Kurtosis is a statistical measure that defines how heavily the tails of a distribution differ from the tails of a normal distribution. In other words, kurtosis identifies whether the tails of a given distribution contain extreme values.
What is probability?
A value defined to be between 0 and 1.
Measures ‘how likely’ it is that an event occurs.
What is a binomial distribution?
Counts the number of ‘successes’ in a series of trials.
- Only two possible outcomes; “success” and “failure”
What is Poissin distribution?
Counts the number of events occurring in a fixed time period
- events occur at an average period
- events occur independently of the time since the last event
- approximates to Binomial distribution when N is large and 𝜋 is small
What is a continuous random variable?
A continuous random variable is a random variable that takes on an infinite range of values.
Continuous data is described by a probability density function - a smooth curve between two points on the horizontal axis signifies probability of an observation failing between those points.
The probabilities are associated with intervals rather than single points.
Steps in hypothesis testing
- Identify the research question
- Specify the null (Ho) and alternative (Ha) hypothesis
- Select the appropriate test statistic
- Collect data
- Perform required calculations
- Evaluate findings and report
- Develop appropriate interpretations of the conclusions
What is the null hypothesis?
The null hypothesis always states that there is no differences between groups, between treatments, or that one factors does not depend on the other.
We want to prove the opposite
What is the alternative hypothesis?
This is what we want to prove
What are the consequences of the null hypothesis and alternative hypothesis?
If we can determine that the results of an experiment are unlikely to have occurred by sampling error, we are inclined to reject the null hypothesis.

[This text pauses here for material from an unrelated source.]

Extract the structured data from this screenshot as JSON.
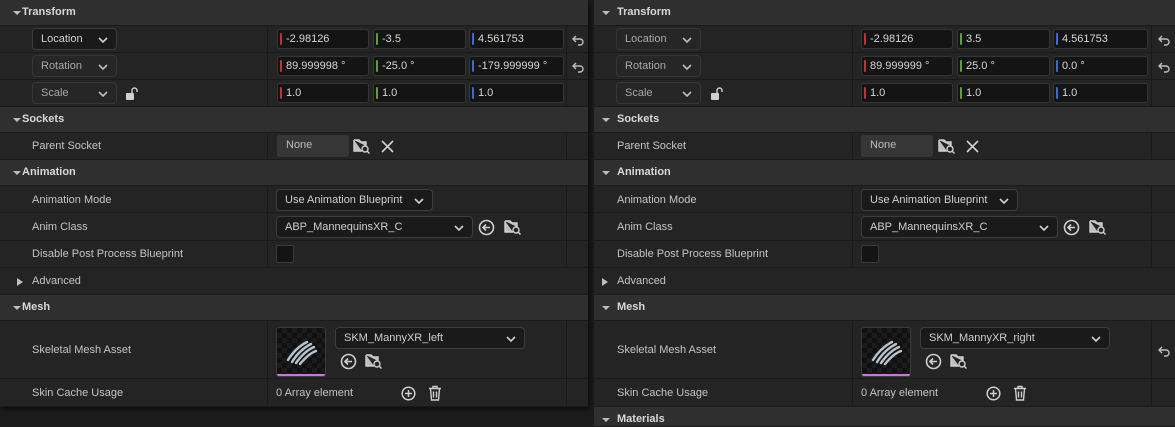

If the results are likely to have occurred by sampling error, we are inclined not to reject the null hypothesis
Directional vs non-directional hypothesis
- Non-directional hypothesis - only looks for a difference
2. Directional hypothesis - looks for at the direction of difference
What is a p-value?
The p-value is the probability of obtaining a test statistic with a value as extreme or more extreme than the one determined by the sample data.
The decision about whether there is enough evidence to reject the null hypothesis is made by comparing the p-value to the value if a (the level of significance of the test).
Common values for a are 0.05 or 0.01
Type 1 errors
Incorrectly rejecting a true null hypothesis.
- False positive
- Level as significance (a), is the probability of making a type 1 error (usually set at 0.05)
Type II errors
Failing to reject the null hypothesis when is should be rejected
- rate of false negative
- beta, the probability of a Type II error is usually set at 0.2 or 0.1
What is power?
The probability that the null hypothesis is rejected when the null hypothesis is false.